The UK has different rules when it comes to defamation than the US. One is that, in the UK, the burden of proof is on the defendant in defamation cases rather than the plaintiff.

Lipstadt ultimately won and managed to publicly show that Irving was wrong about the Holocaust and she and her team exposed his anti-Semitism and fascistic beliefs. Still, the question remained as to whether or not he actually lied.

When we call people "liars" in our day to day lives, we're usually doing so entirely based on our assumptions about the person speaking. Lies are a lot harder to expose than falsehoods.

One of the more interesting things that has been pointed out in the discussions about alleged psychics and mediums is that a lot of these people actually start to believe their lies. Of course I believe that Sylvia Browne was lying until her dying day and there seems to be evidence to support that; still, I don't think any of that would hold up in court.

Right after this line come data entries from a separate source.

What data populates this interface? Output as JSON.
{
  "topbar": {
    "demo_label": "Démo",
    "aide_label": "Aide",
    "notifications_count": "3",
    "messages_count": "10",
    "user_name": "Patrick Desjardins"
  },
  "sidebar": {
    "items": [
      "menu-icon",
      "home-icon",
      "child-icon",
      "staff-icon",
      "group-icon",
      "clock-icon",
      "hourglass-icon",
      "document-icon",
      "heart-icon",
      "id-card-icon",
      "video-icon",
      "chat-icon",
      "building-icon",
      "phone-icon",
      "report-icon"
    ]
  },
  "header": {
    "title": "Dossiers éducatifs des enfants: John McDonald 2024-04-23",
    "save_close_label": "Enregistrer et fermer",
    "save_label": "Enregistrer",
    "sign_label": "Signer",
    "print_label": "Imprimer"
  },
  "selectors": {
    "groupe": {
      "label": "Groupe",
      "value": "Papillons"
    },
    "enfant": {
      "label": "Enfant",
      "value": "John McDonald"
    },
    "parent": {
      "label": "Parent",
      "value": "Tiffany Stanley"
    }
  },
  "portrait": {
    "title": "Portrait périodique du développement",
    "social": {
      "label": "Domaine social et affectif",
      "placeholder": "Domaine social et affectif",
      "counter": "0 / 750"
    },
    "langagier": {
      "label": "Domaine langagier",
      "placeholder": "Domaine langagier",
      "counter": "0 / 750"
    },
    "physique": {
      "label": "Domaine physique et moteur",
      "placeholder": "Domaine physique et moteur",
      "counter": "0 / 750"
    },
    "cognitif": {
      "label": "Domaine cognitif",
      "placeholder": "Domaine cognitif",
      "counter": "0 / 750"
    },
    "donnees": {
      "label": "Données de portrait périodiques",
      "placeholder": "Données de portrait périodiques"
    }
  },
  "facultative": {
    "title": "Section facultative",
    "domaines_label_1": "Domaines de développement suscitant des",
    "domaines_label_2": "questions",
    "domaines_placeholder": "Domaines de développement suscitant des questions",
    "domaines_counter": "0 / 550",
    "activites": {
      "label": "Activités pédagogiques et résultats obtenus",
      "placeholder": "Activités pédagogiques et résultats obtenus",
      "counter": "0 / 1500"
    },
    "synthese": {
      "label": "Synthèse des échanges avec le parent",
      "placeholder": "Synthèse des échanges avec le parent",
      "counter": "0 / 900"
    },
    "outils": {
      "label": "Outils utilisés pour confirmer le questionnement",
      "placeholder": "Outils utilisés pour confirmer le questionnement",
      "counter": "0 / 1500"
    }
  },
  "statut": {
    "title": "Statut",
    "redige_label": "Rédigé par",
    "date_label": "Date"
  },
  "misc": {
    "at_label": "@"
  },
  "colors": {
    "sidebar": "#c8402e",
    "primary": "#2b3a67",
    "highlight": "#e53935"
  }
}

The power of self-deception can't be forgotten. It's one thing to deny that we've done something bad to other people. It's another when it comes to lying to ourselves in order to try to clear out our own conscience. During my last breakup, there were plenty of things that my ex said about me that were untrue and I probably did some of the same; but, I can't prove that she lied and it's entirely possible that I've at least bent to truth without even realizing it out of an attempt to make her seem more like the bad guy.

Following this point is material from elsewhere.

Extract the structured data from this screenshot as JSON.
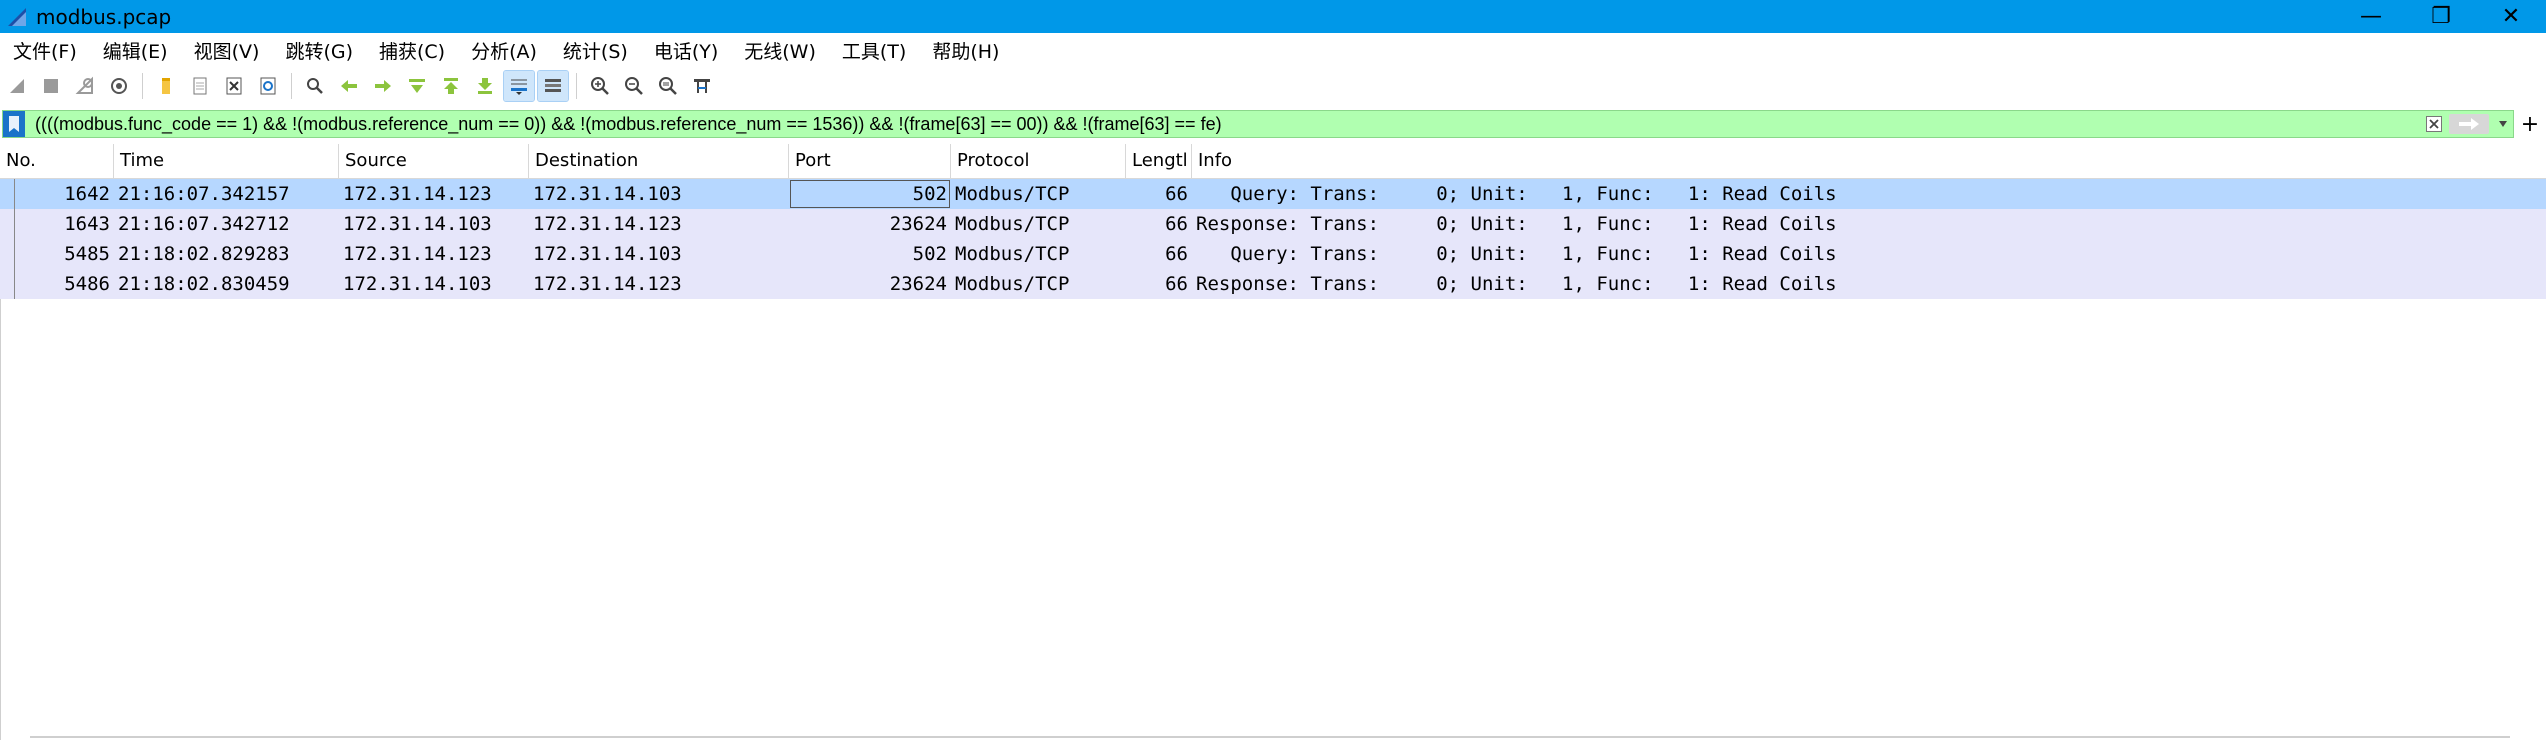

I was thinking about this in relation to the Jussie Smollett case. I'm not thinking about whether or not he was guilty of staging a hate crime and lying to police - he was; but, I'm not as confident that he lied on the stand.

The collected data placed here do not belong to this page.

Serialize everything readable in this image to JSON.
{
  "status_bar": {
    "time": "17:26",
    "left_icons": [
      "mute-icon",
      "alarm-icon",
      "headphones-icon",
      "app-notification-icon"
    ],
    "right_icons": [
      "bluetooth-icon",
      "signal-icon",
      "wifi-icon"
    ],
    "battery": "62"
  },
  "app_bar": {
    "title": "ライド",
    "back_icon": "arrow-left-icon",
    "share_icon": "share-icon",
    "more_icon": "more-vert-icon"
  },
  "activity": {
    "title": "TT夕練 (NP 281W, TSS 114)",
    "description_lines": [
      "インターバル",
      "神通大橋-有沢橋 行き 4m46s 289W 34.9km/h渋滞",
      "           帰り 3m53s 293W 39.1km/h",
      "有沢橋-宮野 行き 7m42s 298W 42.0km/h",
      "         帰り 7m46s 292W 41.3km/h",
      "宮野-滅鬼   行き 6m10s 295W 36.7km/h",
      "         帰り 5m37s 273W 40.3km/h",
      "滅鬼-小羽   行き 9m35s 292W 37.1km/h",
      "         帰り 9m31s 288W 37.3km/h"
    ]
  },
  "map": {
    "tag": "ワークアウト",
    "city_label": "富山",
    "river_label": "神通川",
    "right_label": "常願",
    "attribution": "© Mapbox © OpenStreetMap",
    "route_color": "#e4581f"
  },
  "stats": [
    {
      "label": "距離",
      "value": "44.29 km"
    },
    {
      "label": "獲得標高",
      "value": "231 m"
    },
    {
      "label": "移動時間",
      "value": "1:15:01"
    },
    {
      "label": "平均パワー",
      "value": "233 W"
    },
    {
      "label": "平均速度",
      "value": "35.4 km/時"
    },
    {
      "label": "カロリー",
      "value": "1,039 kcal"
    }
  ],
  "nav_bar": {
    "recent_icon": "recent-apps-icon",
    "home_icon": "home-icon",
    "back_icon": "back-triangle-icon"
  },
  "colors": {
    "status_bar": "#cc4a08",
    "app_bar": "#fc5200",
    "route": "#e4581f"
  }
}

His story that he told on the stand made no sense, of course. However, I don't think that it's impossible that he told himself that he was innocent enough times over the course of the year that he actually came to believe his own lies.

He's pretty clearly a narcissist and that's nothing that emerged in the last year. His outburst after being sentenced really did indicate some mental instability. I do think that he knowingly staged the attack because he thinks that the world does (or should) revolve around him, he thought he wouldn't be caught and everybody would just buy it (a lot of people did), and he figured that if he got caught anybody who mattered to him would still rally around him (he seems to have been mostly right). What's more, he justified the lie because he felt that he had earned it.

Still, when most of the world turned on him and he was facing real consequences and people were pointing out the damage that he caused to his own causes, I can see him spending a year telling himself that he is now and had always been the good guy in all of this.

Do I think that he lied on the stand - yes. I do think it's plausible that he managed to break his own mind enough to actually believe what he was saying.